The statement Nullable<bool> == true is implicitly checking Nullable<bool> == (Nullable<bool>)true.

Note that Nullable<bool> itself is not a boolean. It is a wrapper for a boolean that can also be set to null.

Answer 4

Technically the bare conditional test doesn't require an implicit conversion to bool if you have an implementation of the true operator.

bool? nullableBool = null;
SqlBoolean sqlBoolean = SqlBoolean.Null;
bool plainBool = sqlBoolean; // won't compile, no implicit conversion
if (sqlBoolean) { } // will compile, SqlBoolean implements true operator

The original question is looking for a SQL style implementation of nulls where null is treated more like an unknown, while the Nullable implementation is more like adding null as an extra possible value. For example compare:

if (((int?)null) != 0) { } //block will execute since null is "different" from 0
if (SqlInt32.Null != 0) { }  // block won't execute since "unknown" might have value 0

The more database like behavior is available from the types in System.Data.SqlTypes

Answer 5

If you cast fred to boolean, it will compile :

  if (( bool )fred )
      (...)

I think that when you compare bool? to bool, the compiler make an implicite cast, do the comparison, and then return true or false. Result : the expression evaluate to a bool.

When you don't compare bool? to something, the expression evaluate to a bool?, who's illegal there.

Answer 6

The implementation issue is perfectly stated by saying: Fred is of type Nullable<bool> and the ! operator is not defined for Nullable<bool>. There is no reason why the ! operator on Nullable<bool> should be defined in terms of bool.

Quoting Microsoft:

When performing comparisons with nullable types, if one of the nullable types is null, the comparison is always evaluated to be false.

The rule makes no mention of implicit conversion. It is just an arbitrary convention that is meant to guarantee that no Boolean expressions have exceptions. Once the rule is in place we know how to write code. Sadly Microsoft missed this unary operator.
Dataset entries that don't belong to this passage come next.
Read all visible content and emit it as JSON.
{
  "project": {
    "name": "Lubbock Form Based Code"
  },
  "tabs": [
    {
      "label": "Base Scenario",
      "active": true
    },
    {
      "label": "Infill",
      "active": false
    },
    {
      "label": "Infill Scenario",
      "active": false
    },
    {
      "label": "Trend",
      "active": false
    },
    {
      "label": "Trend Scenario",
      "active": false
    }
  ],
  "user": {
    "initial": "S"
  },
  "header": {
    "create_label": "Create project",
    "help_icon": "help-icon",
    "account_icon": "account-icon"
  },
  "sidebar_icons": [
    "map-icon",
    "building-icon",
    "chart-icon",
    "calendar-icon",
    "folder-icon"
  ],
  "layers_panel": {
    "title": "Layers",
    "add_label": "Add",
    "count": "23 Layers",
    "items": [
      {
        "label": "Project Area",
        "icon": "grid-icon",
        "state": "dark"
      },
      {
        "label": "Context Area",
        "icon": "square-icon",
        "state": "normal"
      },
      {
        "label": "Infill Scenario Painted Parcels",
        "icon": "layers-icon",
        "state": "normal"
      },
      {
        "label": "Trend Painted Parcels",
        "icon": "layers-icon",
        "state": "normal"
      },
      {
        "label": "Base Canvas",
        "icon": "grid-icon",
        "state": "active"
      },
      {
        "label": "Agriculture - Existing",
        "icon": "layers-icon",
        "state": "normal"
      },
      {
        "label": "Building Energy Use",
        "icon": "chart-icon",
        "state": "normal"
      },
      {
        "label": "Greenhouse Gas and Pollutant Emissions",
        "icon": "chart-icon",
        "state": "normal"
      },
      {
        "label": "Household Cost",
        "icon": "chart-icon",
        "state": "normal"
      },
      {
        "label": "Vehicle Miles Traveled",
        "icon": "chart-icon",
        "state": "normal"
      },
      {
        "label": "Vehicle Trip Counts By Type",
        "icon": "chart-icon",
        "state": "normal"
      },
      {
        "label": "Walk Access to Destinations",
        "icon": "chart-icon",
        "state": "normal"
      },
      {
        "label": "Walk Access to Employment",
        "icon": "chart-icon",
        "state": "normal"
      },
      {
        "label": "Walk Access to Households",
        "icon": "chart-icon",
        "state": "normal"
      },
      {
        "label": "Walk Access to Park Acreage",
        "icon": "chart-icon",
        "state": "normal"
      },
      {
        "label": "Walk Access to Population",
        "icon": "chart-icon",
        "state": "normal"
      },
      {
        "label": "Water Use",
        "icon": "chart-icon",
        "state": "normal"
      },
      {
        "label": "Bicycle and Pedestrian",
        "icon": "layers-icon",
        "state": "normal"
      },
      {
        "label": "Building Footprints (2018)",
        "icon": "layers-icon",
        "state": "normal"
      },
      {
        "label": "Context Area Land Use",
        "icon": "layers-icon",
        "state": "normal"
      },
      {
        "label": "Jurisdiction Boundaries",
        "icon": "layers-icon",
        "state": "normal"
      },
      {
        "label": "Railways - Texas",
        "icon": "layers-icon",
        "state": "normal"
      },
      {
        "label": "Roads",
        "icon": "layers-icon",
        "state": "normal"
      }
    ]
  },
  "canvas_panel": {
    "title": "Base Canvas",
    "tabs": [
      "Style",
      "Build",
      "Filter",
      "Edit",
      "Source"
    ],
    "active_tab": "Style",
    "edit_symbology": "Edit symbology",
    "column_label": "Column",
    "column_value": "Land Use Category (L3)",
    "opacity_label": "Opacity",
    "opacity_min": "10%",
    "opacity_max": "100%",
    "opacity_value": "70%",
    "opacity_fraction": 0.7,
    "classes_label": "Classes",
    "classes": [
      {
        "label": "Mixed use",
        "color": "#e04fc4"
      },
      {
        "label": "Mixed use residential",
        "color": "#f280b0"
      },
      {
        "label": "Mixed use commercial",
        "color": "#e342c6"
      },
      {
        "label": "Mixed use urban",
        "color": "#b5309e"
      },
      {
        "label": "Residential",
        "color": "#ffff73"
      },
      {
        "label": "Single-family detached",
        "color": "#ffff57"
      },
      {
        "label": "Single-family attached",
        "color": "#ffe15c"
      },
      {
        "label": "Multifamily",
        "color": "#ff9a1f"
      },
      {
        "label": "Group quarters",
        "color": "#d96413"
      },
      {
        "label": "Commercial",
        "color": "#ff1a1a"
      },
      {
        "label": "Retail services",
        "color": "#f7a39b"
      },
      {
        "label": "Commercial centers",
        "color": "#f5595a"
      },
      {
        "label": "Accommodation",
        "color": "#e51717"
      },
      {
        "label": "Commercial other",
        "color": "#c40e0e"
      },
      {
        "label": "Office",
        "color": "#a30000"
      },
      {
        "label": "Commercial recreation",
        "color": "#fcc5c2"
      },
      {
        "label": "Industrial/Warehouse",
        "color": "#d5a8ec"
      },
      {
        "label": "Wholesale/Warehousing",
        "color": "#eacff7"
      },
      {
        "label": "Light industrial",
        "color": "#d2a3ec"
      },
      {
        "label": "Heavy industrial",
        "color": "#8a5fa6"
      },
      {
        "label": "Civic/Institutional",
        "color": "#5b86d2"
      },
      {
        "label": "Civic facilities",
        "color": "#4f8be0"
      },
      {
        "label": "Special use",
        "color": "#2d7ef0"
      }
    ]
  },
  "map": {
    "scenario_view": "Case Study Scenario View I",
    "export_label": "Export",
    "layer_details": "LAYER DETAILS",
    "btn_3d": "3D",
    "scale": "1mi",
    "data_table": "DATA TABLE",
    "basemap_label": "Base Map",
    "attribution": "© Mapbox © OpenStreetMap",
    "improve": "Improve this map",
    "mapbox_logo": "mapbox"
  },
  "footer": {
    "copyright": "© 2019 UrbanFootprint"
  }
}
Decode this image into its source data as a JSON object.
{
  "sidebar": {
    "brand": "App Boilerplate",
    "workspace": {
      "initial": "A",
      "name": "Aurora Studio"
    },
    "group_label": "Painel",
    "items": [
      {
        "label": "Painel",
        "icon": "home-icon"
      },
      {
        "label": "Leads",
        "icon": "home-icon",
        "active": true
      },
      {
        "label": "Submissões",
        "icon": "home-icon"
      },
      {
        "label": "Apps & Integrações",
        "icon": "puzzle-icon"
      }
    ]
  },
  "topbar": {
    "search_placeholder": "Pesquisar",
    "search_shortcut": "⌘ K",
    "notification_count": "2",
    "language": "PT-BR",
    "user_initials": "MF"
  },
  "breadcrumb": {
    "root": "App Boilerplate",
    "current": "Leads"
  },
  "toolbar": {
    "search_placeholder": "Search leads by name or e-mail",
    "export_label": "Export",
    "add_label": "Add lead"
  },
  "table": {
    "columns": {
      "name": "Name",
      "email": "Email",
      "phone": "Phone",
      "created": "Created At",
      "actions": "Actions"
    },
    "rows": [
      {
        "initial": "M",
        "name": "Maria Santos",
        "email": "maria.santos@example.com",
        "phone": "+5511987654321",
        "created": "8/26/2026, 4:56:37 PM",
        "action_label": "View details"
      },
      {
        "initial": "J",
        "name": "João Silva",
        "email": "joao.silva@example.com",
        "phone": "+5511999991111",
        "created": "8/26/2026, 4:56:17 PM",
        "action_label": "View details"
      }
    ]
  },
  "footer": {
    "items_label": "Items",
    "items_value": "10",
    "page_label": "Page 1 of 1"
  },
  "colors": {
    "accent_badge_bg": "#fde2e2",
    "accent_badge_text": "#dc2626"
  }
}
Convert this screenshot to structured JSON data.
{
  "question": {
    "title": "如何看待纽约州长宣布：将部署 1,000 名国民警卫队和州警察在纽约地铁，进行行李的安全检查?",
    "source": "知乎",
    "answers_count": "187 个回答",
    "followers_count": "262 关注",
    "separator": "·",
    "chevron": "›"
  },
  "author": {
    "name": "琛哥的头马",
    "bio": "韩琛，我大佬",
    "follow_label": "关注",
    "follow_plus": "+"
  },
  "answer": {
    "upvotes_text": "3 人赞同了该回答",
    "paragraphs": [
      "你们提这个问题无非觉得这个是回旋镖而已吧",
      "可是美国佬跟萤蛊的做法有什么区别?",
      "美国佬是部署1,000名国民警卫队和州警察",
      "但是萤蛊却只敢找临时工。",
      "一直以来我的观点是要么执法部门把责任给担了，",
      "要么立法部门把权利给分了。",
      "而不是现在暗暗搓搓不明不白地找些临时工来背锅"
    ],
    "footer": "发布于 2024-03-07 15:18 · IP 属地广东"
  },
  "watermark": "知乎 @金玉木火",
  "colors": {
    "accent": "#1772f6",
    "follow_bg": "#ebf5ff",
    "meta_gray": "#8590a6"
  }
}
To be consistent with the binary operators behavior, the following code should have a happy ending.

Therefore

static void Main(string[] args)
{
    bool? fred = null;

    if (!fred)
    {
        Console.WriteLine("you should not see this");
    }
    else
    {
        Console.WriteLine("Microsoft fixed this in 4.5!!!");
    }
}

I bet you there are programmers that are now having to write fred==false while Microsoft fixes this seemingly last null issue.